Gallacher’s studies also looked into the cardiovascular risk of kidney disease patients following a positive Covid test.
He found that the risks were particularly high in the first month after testing positive, and then reduced fairly rapidly to the expected risk levels.
That insight, again, could frame new ways of treating kidney patients affected by Covid and potentially other coronaviruses.
“Again, the key tenet here is the novel use of routinely collected data, which Scotland has been doing for over 20 years and has been world-leading,” says Gallacher, who shared some of his research at Futurescot’s Health & Care Transformation conference in April in Glasgow.
He ascribes much of Scottish healthcare’s data-crunching prowess down to the fact that every patient in the country has a Community Health Index (CHI) number.
“Every patient that’s registered with a GP, since the 1970s, has got a CHI number,” he says. “This means we can link people’s records, de-identify the data, and perform some quite exciting and innovative analyses. In doing so, we can answer some important questions for traditionally disenfranchised patient groups. That’s what I am really passionate about.”
Data-driven innovation as the next frontier in healthcare
Preventative medicine will be a “cornerstone” of our future approach to medicine, says Gallacher. “Data science is probably still in its infancy but it’s showing a lot of promise,” he says.
“There is huge potential for the use of AI algorithms to enhance our ability to predict risk and to instigate preventative therapies.

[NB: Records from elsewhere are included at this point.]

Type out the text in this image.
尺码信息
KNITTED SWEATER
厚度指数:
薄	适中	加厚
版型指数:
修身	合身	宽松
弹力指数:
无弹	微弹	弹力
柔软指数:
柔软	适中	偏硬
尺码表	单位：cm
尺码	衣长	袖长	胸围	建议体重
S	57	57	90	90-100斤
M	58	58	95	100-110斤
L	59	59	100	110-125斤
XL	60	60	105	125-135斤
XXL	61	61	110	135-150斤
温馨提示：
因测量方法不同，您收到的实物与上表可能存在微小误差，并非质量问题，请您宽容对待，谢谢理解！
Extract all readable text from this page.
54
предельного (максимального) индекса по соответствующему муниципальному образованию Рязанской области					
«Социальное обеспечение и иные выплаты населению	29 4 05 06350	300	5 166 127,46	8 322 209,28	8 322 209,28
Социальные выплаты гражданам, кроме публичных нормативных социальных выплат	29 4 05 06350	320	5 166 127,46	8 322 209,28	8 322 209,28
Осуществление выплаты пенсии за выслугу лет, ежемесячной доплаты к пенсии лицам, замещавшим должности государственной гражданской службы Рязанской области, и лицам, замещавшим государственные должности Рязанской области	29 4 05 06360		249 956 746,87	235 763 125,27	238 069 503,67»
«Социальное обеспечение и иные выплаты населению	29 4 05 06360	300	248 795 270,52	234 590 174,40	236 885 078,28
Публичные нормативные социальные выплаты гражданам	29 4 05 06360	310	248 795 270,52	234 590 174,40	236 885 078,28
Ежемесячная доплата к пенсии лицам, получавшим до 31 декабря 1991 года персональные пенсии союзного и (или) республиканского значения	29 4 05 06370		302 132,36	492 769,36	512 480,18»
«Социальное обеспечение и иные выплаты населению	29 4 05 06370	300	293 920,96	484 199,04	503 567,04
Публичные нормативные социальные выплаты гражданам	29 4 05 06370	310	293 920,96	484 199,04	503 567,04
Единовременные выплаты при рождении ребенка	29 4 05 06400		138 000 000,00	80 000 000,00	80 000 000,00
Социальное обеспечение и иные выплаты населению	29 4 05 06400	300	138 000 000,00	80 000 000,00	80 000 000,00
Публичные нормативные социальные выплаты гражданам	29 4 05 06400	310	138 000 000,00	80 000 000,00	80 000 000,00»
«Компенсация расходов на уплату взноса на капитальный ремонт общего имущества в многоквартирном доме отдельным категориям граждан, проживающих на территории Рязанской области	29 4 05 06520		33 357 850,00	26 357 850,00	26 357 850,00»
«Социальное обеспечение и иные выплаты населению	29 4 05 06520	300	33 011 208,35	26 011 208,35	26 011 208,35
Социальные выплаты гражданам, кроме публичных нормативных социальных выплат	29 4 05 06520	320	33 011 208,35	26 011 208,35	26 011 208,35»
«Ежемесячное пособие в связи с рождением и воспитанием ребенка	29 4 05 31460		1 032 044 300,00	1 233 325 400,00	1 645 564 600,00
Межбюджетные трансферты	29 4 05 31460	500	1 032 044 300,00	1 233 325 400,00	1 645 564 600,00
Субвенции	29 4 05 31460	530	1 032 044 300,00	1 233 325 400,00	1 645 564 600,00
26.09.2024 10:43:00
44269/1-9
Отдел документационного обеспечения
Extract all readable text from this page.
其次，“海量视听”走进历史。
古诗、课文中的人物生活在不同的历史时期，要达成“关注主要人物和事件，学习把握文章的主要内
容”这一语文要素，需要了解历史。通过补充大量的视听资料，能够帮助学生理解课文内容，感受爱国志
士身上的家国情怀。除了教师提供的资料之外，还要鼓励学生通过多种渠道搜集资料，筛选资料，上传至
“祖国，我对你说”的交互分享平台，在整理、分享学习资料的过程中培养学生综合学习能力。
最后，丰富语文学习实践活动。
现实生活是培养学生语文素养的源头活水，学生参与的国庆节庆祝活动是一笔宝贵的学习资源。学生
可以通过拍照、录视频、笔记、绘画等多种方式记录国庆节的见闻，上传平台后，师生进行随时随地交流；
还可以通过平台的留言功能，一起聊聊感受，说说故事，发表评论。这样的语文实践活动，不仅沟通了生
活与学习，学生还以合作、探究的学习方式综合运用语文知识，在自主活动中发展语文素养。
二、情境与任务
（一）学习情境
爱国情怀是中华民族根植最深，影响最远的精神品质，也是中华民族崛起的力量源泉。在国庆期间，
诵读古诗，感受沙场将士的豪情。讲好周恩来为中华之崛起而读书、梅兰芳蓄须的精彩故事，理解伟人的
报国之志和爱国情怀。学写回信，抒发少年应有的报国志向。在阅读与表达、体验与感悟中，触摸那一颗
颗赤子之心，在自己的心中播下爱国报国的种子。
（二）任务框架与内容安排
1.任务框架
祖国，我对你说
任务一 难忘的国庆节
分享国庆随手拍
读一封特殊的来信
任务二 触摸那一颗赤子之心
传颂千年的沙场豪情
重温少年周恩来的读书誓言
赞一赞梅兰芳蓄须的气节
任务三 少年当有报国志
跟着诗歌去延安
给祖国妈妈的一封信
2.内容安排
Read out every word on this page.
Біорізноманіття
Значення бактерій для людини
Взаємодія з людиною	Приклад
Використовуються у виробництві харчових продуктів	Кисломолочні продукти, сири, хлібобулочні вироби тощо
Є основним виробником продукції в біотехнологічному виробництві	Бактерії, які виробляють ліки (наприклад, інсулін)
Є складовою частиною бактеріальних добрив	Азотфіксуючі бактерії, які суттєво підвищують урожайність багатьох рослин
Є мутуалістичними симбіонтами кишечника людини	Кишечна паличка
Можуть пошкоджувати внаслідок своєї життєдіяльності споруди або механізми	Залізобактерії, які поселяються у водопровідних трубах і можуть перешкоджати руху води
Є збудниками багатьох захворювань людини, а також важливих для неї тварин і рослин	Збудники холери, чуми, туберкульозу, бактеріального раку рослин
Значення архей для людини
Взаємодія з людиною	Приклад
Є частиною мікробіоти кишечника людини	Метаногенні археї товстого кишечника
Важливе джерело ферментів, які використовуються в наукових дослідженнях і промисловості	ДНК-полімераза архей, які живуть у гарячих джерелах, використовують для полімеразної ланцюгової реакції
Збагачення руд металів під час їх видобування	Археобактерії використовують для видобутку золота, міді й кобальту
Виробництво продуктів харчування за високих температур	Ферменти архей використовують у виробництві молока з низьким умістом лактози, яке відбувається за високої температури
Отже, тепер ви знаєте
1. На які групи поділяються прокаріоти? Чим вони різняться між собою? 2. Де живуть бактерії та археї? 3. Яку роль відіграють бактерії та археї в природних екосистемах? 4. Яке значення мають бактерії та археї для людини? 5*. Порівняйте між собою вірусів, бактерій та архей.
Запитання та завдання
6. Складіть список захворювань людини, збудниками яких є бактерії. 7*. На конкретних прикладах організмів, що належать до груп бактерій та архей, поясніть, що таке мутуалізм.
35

Data science can allow for the implementation of clinical trials as well.
“And going forward, that is going to become increasingly the norm for data-driven research as part of the basis for clinical trials.”
Gallacher, who learned to code during his Master of Public Health degree, sees the profession itself being disrupted by data science and AI.
“Professor Sir John Tooke wrote 10 years ago about the need for the clinician scientist to be educated and trained in data science and analytics. And that is now becoming such a key part of our career.
“Healthcare and data science go hand in hand in my opinion because the potential of these datasets is limitless.”